Configuring rules and authentication for dashDB

Configure Server Event Facility (SEF) rules and set up authentication to provide access to IBM dashDB databases.

About this task

To complete configuration for access to dashDB databases, you must activate SEF rules and optionally set up authentication.

It is common for data centers to assign different user IDs for access to z/OS and for access to dashDB. By default, the server will attempt to log on to dashDB with the same user ID that was presented for logon to z/OS. A facility is provided in the server to optionally change the logon credentials for a user when accessing dashDB.

This task uses the following tools:

HLVSDDBC
An SQL rule that allows Meta discovery on dashDB databases.
HLVDRATH
A utility that sets encrypted passwords in GLOBALU variables. You can also use this utility to list existing credential information.
HLVEDDBG
An ATH rule that switches credentials when connecting to a dashDB database using DRDA. This rule uses AES encrypted passwords stored as GLOBALU system variables.

Procedure

  1. Auto-enable the SQL rule SHLVXSQL(HLVSDDBC) to allow Accelerator Loader studio Meta discovery on dashDB databases.
    1. On the Administer Accelerator Loader Server menu, select option 3 for Manage Rules.
    2. Select option 2 for SEF Rule Management.
    3. Enter * to display all rules, or SQL to display only SQL rules.
    4. Enable the rule by specifying E and pressing Enter.
    5. Set the rule to Auto-Enable by specifying A and pressing Enter.
      Setting the rule to Auto-enable activates the rule automatically when the server is restarted.
  2. Optional: To define alternate authentication information, use the sample job HLVDRATH to add a global default user definition or authentication information for specific mainframe users as follows:
    1. Locate the HLVDRATH member in the hlq.SHLVCNTL data set.
    2. Modify the JCL according to the instructions provided in the HLVDRATH member.

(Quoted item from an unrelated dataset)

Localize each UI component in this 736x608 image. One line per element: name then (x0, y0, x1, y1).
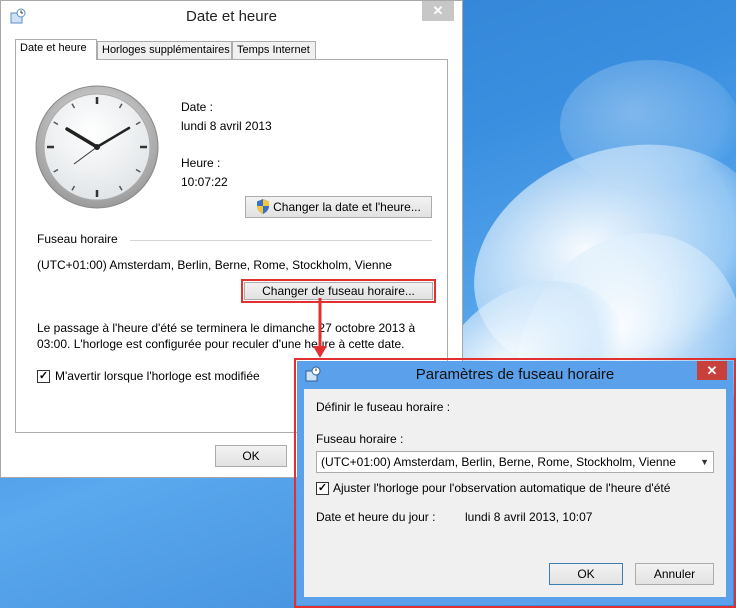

      When adding the SYSIN statements that define the alternate credentials for logging in to your dashDB database, as instructed in the JCL, make sure to specify the correct DBTYPE. For dashDB, specify DBTYPE=DASHDB.

    3. Submit the job.
    4. Optional: To verify the information stored in the GLOBALU variables and list existing authentication, use the REPORT=SUMMARY statement in the HLVDRATH member and submit the job.
  3. Optional: If using alternate authentication information, auto-enable the SEF ATH rule SHLVXATH(HLVEDDBG) to provide the logon credentials to each dashDB instance. Global variables are used to define alternate authentication credential mapping for the SEF ATH rule.
    1. On the Administer Accelerator Loader Server menu, select option 3 for Manage Rules.
    2. Select option 2 for SEF Rule Management.
    3. Enter * to display all rules, or ATH to display only authentication rules.
    4. Enable the rule by specifying E and pressing Enter.
    5. Set the rule to Auto-Enable by specifying A and pressing Enter.
      Setting the rule to Auto-enable activates the rule automatically when the server is restarted.